Parts of our training programs are different from other companies; for instance, our customer service representatives are all still “athletes” who can speak to any athlete about everything from pronation control to how-to articles on the Lululemons website.
H&M
H&M offers affordable, contemporary clothing in a variety of styles for the whole family. They use social media heavily to reach younger audiences with their targeted messaging.
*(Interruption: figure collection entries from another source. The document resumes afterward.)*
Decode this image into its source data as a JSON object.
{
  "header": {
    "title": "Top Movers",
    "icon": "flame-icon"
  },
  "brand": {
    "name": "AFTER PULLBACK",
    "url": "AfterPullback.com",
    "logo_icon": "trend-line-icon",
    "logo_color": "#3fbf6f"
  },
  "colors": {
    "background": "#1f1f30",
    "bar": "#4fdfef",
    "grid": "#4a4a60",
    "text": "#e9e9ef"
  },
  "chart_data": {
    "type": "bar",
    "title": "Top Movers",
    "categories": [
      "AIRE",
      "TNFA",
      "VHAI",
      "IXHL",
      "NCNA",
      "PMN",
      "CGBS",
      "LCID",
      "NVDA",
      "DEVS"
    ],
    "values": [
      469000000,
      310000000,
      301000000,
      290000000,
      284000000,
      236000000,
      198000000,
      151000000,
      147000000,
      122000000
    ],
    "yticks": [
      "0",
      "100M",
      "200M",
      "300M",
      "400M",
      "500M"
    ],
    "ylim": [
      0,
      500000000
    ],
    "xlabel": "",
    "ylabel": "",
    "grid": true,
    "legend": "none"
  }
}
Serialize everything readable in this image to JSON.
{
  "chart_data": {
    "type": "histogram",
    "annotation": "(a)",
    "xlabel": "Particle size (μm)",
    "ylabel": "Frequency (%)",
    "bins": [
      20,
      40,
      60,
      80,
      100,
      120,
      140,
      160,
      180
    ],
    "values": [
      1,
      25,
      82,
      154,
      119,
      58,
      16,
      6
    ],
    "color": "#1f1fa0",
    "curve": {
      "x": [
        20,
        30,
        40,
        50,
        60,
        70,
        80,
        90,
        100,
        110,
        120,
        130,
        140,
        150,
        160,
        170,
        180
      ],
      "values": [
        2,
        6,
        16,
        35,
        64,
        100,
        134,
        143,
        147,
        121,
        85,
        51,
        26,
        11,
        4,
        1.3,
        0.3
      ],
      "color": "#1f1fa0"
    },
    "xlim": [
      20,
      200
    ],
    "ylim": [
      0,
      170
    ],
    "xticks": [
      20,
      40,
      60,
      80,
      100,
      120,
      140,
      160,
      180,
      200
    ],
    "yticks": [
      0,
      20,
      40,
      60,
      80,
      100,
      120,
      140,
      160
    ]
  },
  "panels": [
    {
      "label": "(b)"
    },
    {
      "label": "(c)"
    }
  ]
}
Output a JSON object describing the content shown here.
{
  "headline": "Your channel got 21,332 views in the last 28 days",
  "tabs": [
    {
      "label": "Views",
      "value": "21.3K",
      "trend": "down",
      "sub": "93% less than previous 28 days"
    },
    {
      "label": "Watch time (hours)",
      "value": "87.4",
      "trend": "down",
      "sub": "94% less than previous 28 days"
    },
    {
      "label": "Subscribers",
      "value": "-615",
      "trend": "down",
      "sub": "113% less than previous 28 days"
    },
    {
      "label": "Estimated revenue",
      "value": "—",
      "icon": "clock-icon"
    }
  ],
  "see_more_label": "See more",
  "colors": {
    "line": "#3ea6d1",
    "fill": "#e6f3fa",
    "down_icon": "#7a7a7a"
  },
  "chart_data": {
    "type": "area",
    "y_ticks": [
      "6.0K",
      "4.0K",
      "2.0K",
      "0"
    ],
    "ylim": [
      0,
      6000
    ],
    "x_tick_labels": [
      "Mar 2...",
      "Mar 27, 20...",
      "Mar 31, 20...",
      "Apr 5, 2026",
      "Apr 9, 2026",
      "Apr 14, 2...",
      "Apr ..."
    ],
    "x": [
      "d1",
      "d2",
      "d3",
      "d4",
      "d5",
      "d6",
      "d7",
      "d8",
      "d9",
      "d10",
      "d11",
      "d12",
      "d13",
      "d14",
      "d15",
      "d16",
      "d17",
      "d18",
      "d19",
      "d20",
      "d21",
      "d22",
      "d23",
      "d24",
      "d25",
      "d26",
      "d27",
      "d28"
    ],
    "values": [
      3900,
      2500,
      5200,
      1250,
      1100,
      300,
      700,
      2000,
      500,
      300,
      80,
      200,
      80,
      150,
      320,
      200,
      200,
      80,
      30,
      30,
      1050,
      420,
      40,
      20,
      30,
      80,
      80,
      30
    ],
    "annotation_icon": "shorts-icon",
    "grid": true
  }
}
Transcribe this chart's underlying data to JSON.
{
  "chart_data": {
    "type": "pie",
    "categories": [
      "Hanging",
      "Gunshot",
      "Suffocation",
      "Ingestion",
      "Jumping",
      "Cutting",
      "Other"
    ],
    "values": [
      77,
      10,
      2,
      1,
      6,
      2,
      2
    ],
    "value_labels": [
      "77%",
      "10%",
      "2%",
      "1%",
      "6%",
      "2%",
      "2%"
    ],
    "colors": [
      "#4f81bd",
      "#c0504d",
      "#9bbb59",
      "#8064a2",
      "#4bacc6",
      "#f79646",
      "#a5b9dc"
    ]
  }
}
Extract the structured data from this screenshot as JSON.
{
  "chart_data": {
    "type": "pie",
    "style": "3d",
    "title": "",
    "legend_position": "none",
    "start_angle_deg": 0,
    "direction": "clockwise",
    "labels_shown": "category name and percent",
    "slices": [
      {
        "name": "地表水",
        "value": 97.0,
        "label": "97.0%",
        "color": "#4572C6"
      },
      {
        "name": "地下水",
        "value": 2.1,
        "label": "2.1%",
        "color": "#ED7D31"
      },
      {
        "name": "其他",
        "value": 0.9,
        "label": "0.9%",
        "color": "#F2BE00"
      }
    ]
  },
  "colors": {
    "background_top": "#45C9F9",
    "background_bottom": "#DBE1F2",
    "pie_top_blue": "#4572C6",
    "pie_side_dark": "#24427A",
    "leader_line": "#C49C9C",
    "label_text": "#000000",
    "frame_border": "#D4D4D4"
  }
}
H&M’s customer acquisition strategy involves finding high-potential markets where they have yet to establish themselves and investing heavily to reach those markets via social media. For the first time, shopping at H&M could be as quick as tapping on an app – you can even shop it forward by gifting items that are based on style choices other people make.
Sephora
According to the company, Sephora’s customer acquisition strategy is to grow through international markets with their retail outlets.
Sephora aims for a better customer acquisition strategy by expanding in China, Taipei, Singapore, South Korea, and Paris and opening in Mexico City, where they have increased store locations from one store in 2007 to six stores.
The more international markets they enter, the more customers travel; they are more likely to come across the brand, which may be new or otherwise unheard of. They also seem committed to creating demand within these same countries rather than just pumping money into advertising back home in America.
ASOS
We increase customers by actually making their buying experience better.
Collectively, ASOS relies on two pillars to enable the growth of its stores. One pillar is acquisition marketing, which includes all forms of advertising campaigns. This pillar complements our second pillar-improving the customer experience through store design, product assortment and availability, personal service, value for money, and e-merchandising tools and expertise. When these are done well together over time, they have a powerful effect on reaching the goal: to-to be the right place for the fashion world!
Multiple components come into play to do shopping at any store as great as possible: excellent customer service, accessibility, launching new trends and cultivating an atmosphere.
Eloqua
Eloqua is a marketing automation software company that provides targeted, personalized content to sales and marketers. The platform includes email communications with personalized, segmented messaging from the customer’s most engaged customers and ongoing personalization through rules-based engagement instruments, which can consist of triggers from every stage of the consumer journey.
According to their website, “Eloqua’s technology is a set of tools that lets marketers achieve their goals at scale – goals like increased revenue per customer lifetime value and decreased cost per lead.”
Their acquisition strategy consists of increasing your active touch points on all devices.
MailChimp
MailChimp has found success with a variety of acquisition strategies; we often employ many methods concurrently. We use one system liberally to search for and enlist the help of partners like you, who spread the word about MailChimp and point potential customers in our direction.
Each partner tells their audiences about why they need or want to switch from email marketing providers; helps them make an educated choice; introduces the ease and power of MailChimp; guides them through switching over any RSS feeds, tracking codes, templates, or design assets for emails—in most cases making it as if your audience were doing this for themselves with your assistance.
Amazon
The strategy of Amazon is to focus on increasing the likelihood that their products will display to customers by assessing the selling potential (potential for early higher purchase rates) and then enhancing visibility in select product categories.
Visual merchandising is one of the essential parts of any business, including brick-and-mortar retailers who use mannequins and window dressing techniques. Focusing location to different sections like “Wednesday Top Sellers” or “January Best Sellers” will increase visibility for highly desirable products because they are easily seen when people look around at specific sections in stores.